InvalidGraph: [ONNXRuntimeError] : 10 : INVALID_GRAPH : Load model from Phi-3-mini-128k-instruct-onnx/cpu_and_mobile/cpu-int4-rtn-block-32-acc-level-4/phi3-mini-128k-instruct-cpu-int4-rtn-block-32-acc-level-4.onnx failed:This is an invalid model. In Node, ("/model/layers.0/attn/k_proj/MatMul_Q4", MatMulNBits, "com.microsoft", -1) : ("/model/layers.0/input_layernorm/output_0": tensor(float),"model.layers.0.attn.k_proj.MatMul.weight_Q4": tensor(uint8),"model.layers.0.attn.k_proj.MatMul.weight_scales": tensor(float),) -> ("/model/layers.0/attn/k_proj/MatMul/output_0": tensor(float),) , Error Unrecognized attribute: accuracy_level for operator MatMulNBits

I'm running the code from a Sagemaker notebook (CPU). Tried also the Phi-3-mini-4k-instruct-onnx, same error.
Another thing, I needed to install git-lfs to download the big files while cloning the repo.

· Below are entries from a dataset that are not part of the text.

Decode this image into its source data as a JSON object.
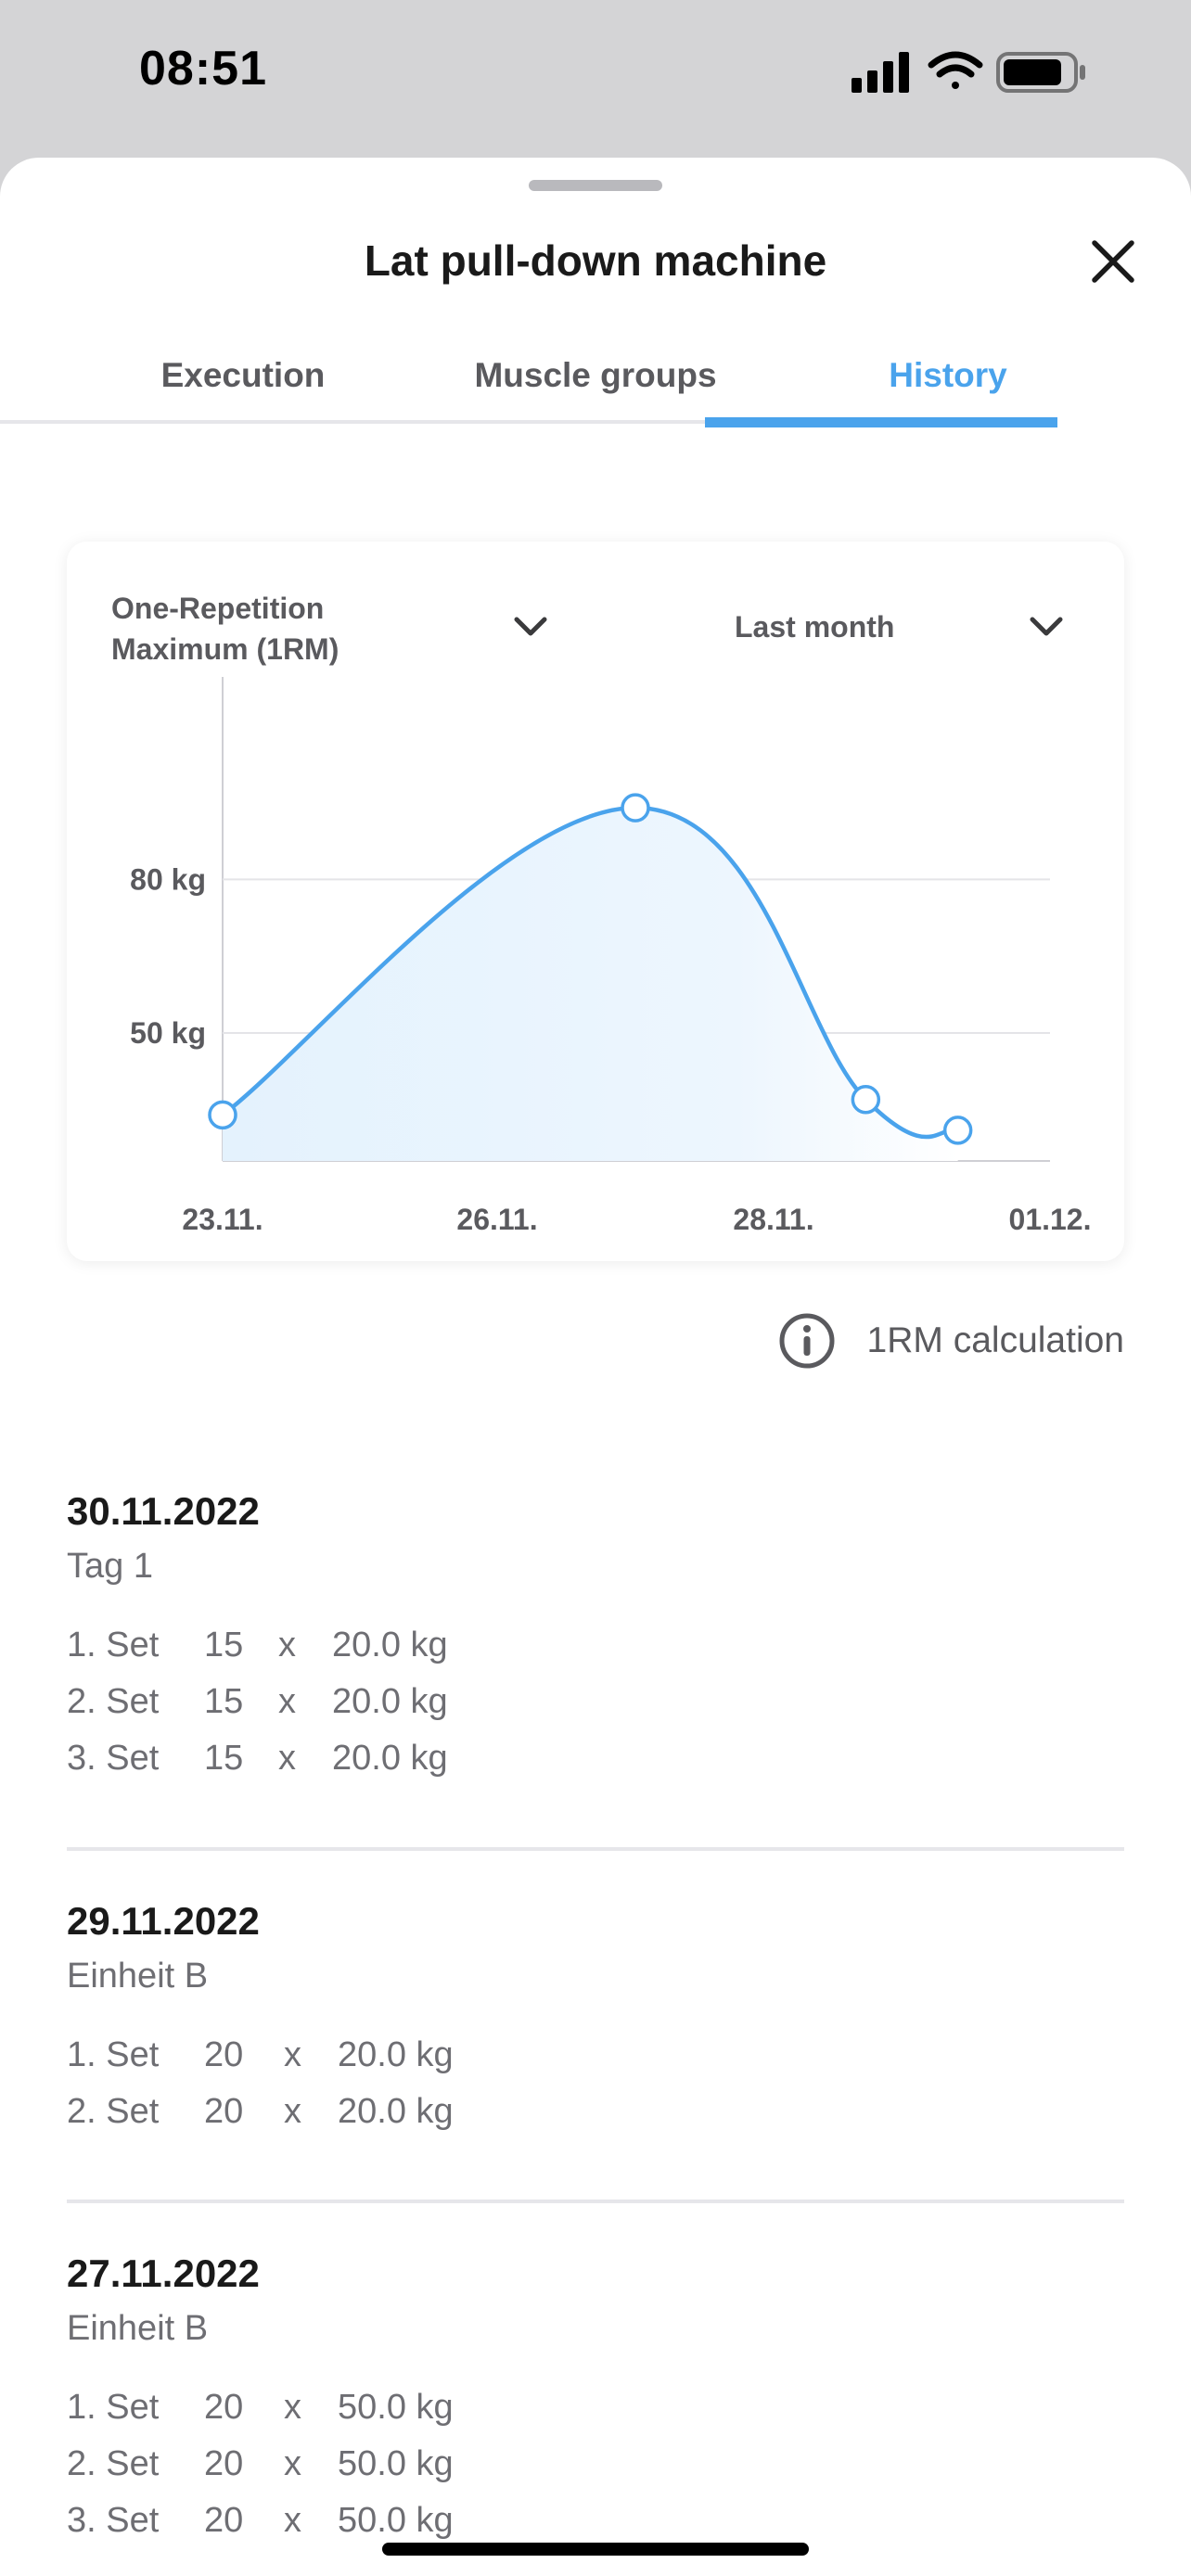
{
  "status_bar": {
    "time": "08:51",
    "icons": [
      "signal-icon",
      "wifi-icon",
      "battery-icon"
    ]
  },
  "sheet": {
    "title": "Lat pull-down machine",
    "close_icon": "close-icon"
  },
  "tabs": [
    {
      "label": "Execution",
      "active": false
    },
    {
      "label": "Muscle groups",
      "active": false
    },
    {
      "label": "History",
      "active": true
    }
  ],
  "chart_controls": {
    "metric": "One-Repetition Maximum (1RM)",
    "metric_line1": "One-Repetition",
    "metric_line2": "Maximum (1RM)",
    "range": "Last month"
  },
  "chart_data": {
    "type": "area",
    "title": "",
    "xlabel": "",
    "ylabel": "",
    "x_ticks": [
      "23.11.",
      "26.11.",
      "28.11.",
      "01.12."
    ],
    "y_ticks": [
      "80 kg",
      "50 kg"
    ],
    "y_tick_values": [
      80,
      50
    ],
    "ylim": [
      25,
      100
    ],
    "grid": true,
    "accent_color": "#4aa3ec",
    "series": [
      {
        "points": [
          {
            "x": "23.11.",
            "y": 34
          },
          {
            "x": "27.11.",
            "y": 94
          },
          {
            "x": "29.11.",
            "y": 37
          },
          {
            "x": "30.11.",
            "y": 31
          }
        ]
      }
    ]
  },
  "info": {
    "label": "1RM calculation",
    "icon": "info-icon"
  },
  "history": [
    {
      "date": "30.11.2022",
      "session": "Tag 1",
      "sets": [
        {
          "label": "1. Set",
          "reps": "15",
          "x": "x",
          "weight": "20.0 kg"
        },
        {
          "label": "2. Set",
          "reps": "15",
          "x": "x",
          "weight": "20.0 kg"
        },
        {
          "label": "3. Set",
          "reps": "15",
          "x": "x",
          "weight": "20.0 kg"
        }
      ]
    },
    {
      "date": "29.11.2022",
      "session": "Einheit B",
      "sets": [
        {
          "label": "1. Set",
          "reps": "20",
          "x": "x",
          "weight": "20.0 kg"
        },
        {
          "label": "2. Set",
          "reps": "20",
          "x": "x",
          "weight": "20.0 kg"
        }
      ]
    },
    {
      "date": "27.11.2022",
      "session": "Einheit B",
      "sets": [
        {
          "label": "1. Set",
          "reps": "20",
          "x": "x",
          "weight": "50.0 kg"
        },
        {
          "label": "2. Set",
          "reps": "20",
          "x": "x",
          "weight": "50.0 kg"
        },
        {
          "label": "3. Set",
          "reps": "20",
          "x": "x",
          "weight": "50.0 kg"
        }
      ]
    }
  ]
}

PS. tried also on my laptop, the same error:
onnx==1.16.0
onnxruntime==1.16.3
-e git+https://github.com/huggingface/optimum@e3fd2776a318a3a7b9d33315cc42c04c181f6d2f#egg=optimum

kvaishnavi

Microsoft org Apr 30

•

edited Apr 30

To run with Optimum, you will need to upgrade your ONNX Runtime (ORT) version to a nightly version until ORT 1.18 is officially released in early May. Here are the instructions to install the nightly version of ORT.

ORT nightly CPU package:

# Uninstall any existing ORT packages
$ pip uninstall -y onnxruntime onnxruntime-gpu ort-nightly ort-nightly-gpu

# Install ORT nightly CPU package
$ pip install ort-nightly --index-url=https://aiinfra.pkgs.visualstudio.com/PublicPackages/_packaging/ORT-Nightly/pypi/simple/

ORT nightly GPU package with CUDA 11.X:

# Uninstall any existing ORT packages
$ pip uninstall -y onnxruntime onnxruntime-gpu ort-nightly ort-nightly-gpu

# Install ORT nightly GPU package
$ pip install ort-nightly-gpu --index-url=https://aiinfra.pkgs.visualstudio.com/PublicPackages/_packaging/ORT-Nightly/pypi/simple/

ORT nightly GPU package with CUDA 12.X:

# Uninstall any existing ORT packages
$ pip uninstall -y onnxruntime onnxruntime-gpu ort-nightly ort-nightly-gpu

# Install ORT nightly GPU package
$ pip install ort-nightly-gpu --index-url=https://aiinfra.pkgs.visualstudio.com/PublicPackages/_packaging/ort-cuda-12-nightly/pypi/simple/

parinitarahi changed discussion status to closed May 1

tlapusan

May 7

Thanks @kvaishnavi , It worked !